2. It supports editing of an urban country or state.
3. The city is compared with the state, and a similar state is compared with the Country. That way, you just keep the city in addrss. You do not need to save state and country in each address, thereby reducing redundancy.
4. You can create a list of states when the user selects a country. Similarely you can create a list of cities when the user selects a state.

 Address id INT PK AUTO_INCREMENT street VARCHAR city_fk INT FK Zip_code VARCHAR City id INT PK AUTO_INCREMENT name VARCHAR state_fk INT FK State id INT PK AUTO_INCREMENT name VARCHAR country_fk INT Fk Country id INT PK AUTO_INCREMENT name VARCHAR user id INT PK AUTO_INCREMENT # other details user_address_mapping # So that user can have multiple address id INT PK AUTO_INCREMENT user_fk INT FK # Link to user address_fk INT FK # Foreign key to address 

EDIT: (Thanks @Denis comment)
Or, if your rivalry has no states (or you want a general solution), here is the structure.

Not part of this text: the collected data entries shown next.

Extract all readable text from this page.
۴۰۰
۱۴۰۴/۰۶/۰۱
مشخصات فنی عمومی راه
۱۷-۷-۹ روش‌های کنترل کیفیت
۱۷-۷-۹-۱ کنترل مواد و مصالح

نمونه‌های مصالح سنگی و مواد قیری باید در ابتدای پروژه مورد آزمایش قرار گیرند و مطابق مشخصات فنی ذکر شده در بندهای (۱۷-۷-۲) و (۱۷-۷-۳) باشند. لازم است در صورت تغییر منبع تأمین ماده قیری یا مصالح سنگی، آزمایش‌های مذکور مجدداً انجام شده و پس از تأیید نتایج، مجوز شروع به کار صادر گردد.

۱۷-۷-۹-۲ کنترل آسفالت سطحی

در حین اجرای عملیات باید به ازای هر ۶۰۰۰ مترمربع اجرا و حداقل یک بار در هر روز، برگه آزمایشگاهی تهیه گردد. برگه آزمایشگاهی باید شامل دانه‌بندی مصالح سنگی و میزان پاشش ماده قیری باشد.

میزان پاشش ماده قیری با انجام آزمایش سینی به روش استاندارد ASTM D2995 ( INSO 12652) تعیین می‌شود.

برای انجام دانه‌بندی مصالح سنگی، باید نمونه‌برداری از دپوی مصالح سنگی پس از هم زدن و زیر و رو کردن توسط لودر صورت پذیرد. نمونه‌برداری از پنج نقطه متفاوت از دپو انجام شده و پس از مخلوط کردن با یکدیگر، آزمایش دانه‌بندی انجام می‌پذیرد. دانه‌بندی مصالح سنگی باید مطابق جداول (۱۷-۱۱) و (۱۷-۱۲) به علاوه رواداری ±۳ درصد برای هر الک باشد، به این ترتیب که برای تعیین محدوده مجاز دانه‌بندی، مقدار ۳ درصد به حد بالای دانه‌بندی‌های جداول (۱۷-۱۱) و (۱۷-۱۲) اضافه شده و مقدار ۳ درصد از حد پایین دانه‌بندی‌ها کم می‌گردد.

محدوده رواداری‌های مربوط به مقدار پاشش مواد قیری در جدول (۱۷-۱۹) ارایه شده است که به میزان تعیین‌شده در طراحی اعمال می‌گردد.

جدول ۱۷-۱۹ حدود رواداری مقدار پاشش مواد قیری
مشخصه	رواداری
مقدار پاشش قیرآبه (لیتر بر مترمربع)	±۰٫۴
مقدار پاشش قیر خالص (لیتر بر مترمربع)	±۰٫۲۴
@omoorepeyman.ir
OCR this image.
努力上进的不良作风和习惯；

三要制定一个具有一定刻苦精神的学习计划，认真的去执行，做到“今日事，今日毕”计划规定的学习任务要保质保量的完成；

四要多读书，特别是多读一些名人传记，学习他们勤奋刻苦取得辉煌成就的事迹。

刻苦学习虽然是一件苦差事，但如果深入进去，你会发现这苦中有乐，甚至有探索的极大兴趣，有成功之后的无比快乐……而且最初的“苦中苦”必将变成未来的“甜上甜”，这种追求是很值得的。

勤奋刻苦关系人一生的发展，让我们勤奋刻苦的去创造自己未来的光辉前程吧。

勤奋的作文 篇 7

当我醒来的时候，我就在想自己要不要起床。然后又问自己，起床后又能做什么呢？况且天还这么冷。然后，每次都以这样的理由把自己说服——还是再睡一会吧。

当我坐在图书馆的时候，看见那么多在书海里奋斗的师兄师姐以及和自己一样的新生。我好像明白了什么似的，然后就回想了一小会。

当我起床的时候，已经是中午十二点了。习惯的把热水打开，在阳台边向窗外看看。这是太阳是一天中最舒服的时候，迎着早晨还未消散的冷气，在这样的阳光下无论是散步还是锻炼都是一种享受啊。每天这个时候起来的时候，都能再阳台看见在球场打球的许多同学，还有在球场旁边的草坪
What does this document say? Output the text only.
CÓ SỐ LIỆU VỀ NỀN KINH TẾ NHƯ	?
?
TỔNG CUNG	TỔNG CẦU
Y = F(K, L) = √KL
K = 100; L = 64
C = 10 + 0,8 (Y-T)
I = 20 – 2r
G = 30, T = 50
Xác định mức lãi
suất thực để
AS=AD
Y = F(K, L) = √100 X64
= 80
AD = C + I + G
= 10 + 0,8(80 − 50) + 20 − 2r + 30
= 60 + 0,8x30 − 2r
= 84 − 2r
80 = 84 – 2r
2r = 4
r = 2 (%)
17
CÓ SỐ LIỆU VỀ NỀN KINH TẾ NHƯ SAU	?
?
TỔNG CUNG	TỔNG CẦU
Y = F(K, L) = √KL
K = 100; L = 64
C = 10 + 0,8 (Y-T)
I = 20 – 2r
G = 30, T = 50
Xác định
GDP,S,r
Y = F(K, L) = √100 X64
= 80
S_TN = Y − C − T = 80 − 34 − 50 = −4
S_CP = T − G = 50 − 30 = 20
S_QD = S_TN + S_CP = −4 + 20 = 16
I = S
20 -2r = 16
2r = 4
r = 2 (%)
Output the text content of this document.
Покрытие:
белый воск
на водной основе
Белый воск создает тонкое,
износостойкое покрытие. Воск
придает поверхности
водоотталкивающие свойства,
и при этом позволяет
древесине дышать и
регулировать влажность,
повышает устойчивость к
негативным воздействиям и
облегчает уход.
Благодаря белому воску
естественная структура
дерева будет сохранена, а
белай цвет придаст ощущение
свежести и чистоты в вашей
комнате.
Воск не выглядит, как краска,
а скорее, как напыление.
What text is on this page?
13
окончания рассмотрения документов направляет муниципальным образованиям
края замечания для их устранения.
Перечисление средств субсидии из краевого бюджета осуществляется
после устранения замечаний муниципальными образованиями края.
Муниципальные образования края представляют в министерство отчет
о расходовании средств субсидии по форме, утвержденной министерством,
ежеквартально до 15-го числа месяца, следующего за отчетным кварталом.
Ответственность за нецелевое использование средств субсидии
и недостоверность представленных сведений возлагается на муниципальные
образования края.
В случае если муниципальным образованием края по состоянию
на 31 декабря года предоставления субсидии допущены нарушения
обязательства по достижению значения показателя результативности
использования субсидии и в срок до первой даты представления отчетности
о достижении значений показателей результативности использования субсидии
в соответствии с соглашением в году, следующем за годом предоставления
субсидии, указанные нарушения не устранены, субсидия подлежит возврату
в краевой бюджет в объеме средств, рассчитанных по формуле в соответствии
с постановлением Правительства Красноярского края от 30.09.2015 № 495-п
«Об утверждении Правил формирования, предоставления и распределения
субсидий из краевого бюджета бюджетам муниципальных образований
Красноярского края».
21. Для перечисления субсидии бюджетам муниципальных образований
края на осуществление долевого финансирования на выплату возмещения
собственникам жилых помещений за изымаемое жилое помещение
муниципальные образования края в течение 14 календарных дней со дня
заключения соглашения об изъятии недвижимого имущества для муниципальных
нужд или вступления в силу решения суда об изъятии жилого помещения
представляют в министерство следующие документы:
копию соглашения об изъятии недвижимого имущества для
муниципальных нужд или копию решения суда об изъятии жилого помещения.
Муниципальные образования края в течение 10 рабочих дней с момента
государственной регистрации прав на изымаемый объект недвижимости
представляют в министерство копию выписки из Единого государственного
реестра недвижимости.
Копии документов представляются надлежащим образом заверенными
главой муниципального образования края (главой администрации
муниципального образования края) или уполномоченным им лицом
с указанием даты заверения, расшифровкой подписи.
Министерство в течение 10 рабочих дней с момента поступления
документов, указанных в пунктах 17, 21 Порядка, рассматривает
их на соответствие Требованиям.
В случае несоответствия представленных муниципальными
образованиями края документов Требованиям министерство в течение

 Address id INT PK AUTO_INCREMENT street VARCHAR city_fk INT FK state_fk INT FK country_fk INT FK Zip_code VARCHAR City id INT PK AUTO_INCREMENT name VARCHAR State id INT PK AUTO_INCREMENT name VARCHAR Country id INT PK AUTO_INCREMENT name VARCHAR user id INT PK AUTO_INCREMENT # other details user_address_mapping # So that user can have multiple address id INT PK AUTO_INCREMENT user_fk INT FK # Link to user address_fk INT FK # Foreign key to address # Here user_fk & address_fk should be composite unique key, so that users can not share an address.